O retrato foi feito à Lusa por investigadores do Instituto de Astrofísica e Ciências do Espaço, nas vésperas dos 30 anos do lançamento do telescópio para a órbita da Terra, que ocorreu em 24 de abril de 1990.
Para o astrofísico Nuno Santos, que se tem especializado no estudo de planetas fora do Sistema Solar, o Hubble "permitiu, acima de tudo, e pela primeira vez com aquele nível de qualidade, observar o céu acima da atmosfera da Terra".
"Permitiu olhar para o Universo com novos olhos", enfatizou, salientando "a capacidade" do telescópio "para realizar observações em cores (ou comprimentos de onda) que são filtradas pela atmosfera terrestre", como o ultravioleta e parte do infravermelho, radiação que é nociva à vida.
Por outro lado, as observações são "obtidas livres das perturbações que a atmosfera produz na luz", gerando "imagens mais nítidas e medições mais estáveis", adiantou Nuno Santos.
"A precisão e estabilidade com que consegue realizar as suas medições e a capacidade de observar nesses comprimentos de onda [ultravioleta e parte do infravermelho] não visíveis à superfície da Terra é, certamente, um dos seus maiores atributos", sustentou.
Segundo o astrofísico, que tem direcionado a sua investigação para a busca de planetas extrassolares, o telescópio espacial Hubble "foi um dos precursores" na deteção de atmosferas nestes planetas, apesar de tal trabalho ter sido já feito também com telescópios terrestres.
"Outro exemplo que me marcou, aliás um dos resultados iniciais, foi a obtenção de imagens de discos protoplanetários, sistemas solares em formação", destacou.
Apesar das virtudes, o Hubble tem igualmente fraquezas, em parte devido às dimensões do espelho principal, de 2,4 metros de diâmetro.
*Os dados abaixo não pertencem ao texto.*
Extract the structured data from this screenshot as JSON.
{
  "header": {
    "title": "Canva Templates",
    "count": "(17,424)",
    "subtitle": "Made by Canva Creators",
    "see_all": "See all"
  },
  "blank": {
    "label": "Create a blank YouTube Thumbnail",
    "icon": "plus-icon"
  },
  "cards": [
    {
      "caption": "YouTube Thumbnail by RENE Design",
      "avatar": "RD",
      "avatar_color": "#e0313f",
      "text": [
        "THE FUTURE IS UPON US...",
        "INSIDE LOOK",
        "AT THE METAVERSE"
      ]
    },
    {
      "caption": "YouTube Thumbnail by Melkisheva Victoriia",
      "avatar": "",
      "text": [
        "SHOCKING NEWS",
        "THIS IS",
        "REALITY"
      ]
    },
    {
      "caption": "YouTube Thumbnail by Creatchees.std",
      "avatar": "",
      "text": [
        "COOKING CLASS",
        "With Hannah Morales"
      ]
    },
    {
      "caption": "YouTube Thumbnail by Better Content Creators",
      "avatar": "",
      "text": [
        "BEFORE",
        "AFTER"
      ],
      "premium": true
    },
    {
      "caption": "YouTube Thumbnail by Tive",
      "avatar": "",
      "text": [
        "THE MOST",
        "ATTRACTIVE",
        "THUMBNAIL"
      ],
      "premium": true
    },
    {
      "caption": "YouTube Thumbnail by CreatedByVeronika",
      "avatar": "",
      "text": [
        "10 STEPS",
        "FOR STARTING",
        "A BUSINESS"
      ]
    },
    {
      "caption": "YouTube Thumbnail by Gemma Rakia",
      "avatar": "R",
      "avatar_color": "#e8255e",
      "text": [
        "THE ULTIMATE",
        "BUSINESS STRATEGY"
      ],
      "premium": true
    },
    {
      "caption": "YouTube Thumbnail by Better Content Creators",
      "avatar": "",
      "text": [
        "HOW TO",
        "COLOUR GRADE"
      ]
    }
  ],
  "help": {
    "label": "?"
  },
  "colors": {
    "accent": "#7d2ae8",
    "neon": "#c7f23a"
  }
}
"Não é especialmente grande, sobretudo quando comparado com os grandes telescópios terrestres (de 8-10 metros)", assinala Nuno Santos, acrescentando que esta limitação faz com que o Hubble não tenha tanta "capacidade para recolher fotões", isto é, partículas de luz, capacidade essa que "é essencial" para "observar objetos débeis ou fenómenos que ocorrem muito depressa".
Por isso, de acordo com o investigador Alexandre Cabral, "a única solução é mesmo um novo telescópio, maior e com o estado da arte da tecnologia espacial, ou seja, a tecnologia atual".
Este novo telescópio espacial, no qual os astrofísicos depositam expectativas revigoradas, chama-se James Webb, em homenagem a um dos primeiros diretores da agência espacial norte-americana NASA, e tem lançamento previsto para 2021, após sucessivos adiamentos. O seu espelho principal mede 6,5 metros de diâmetro.
Alexandre Cabral, responsável pelo grupo de instrumentação no Instituto de Astrofísica e Ciências do Espaço, realça que, apesar de "a tecnologia que existe a bordo" do Hubble "já estar ultrapassada", ainda hoje "não existe nenhum instrumento capaz de rivalizar consigo".
A seu ver, esta unicidade explica-se pela qualidade das observações e pela longevidade do aparelho, "muito acima do esperado".
"O planeamento inicial da NASA eram 15 anos, já considerando intervenções no telescópio, duração que é superior ao que normalmente acontece, em torno dos cinco anos", apontou Alexandre Cabral, frisando que a "tão grande longevidade" do Hubble deve-se "a cinco intervenções, bem complicadas", feitas por astronautas que chegaram ao telescópio em vaivéns, veículos que a agência espacial norte-americana manteve a funcionar até 2011.
"Enquanto o programa do vaivém espacial existiu, e dada a baixa órbita do Hubble, foi possível realizar atualizações nos seus equipamentos e melhorar (e corrigir) as suas 'performances'", sublinhou o investigador.
Logo dois meses após o lançamento do telescópio, em 25 de junho de 1990, foi detetado um defeito no espelho principal que impedia obter imagens nítidas. O defeito foi corrigido ao fim de três anos.
"Por questões de agenda e custos houve alguma negligência em termos de calibração e verificação das tolerâncias de fabrico do espelho principal, que obrigou a uma intervenção complexa para a sua correção em pleno espaço (da mesma forma que hoje alguém míope tem de usar lentes corretivas)", esclareceu Alexandre Cabral.
Para o investigador, o descuido técnico deu, no entanto, uma "grande lição", a de que "mais importante do que os próprios instrumentos são os sistemas concebidos para os testar, validar e calibrar".
"Esta é uma das áreas mais importantes no desenvolvimento de instrumentos, em especial para missões espaciais", acentuou.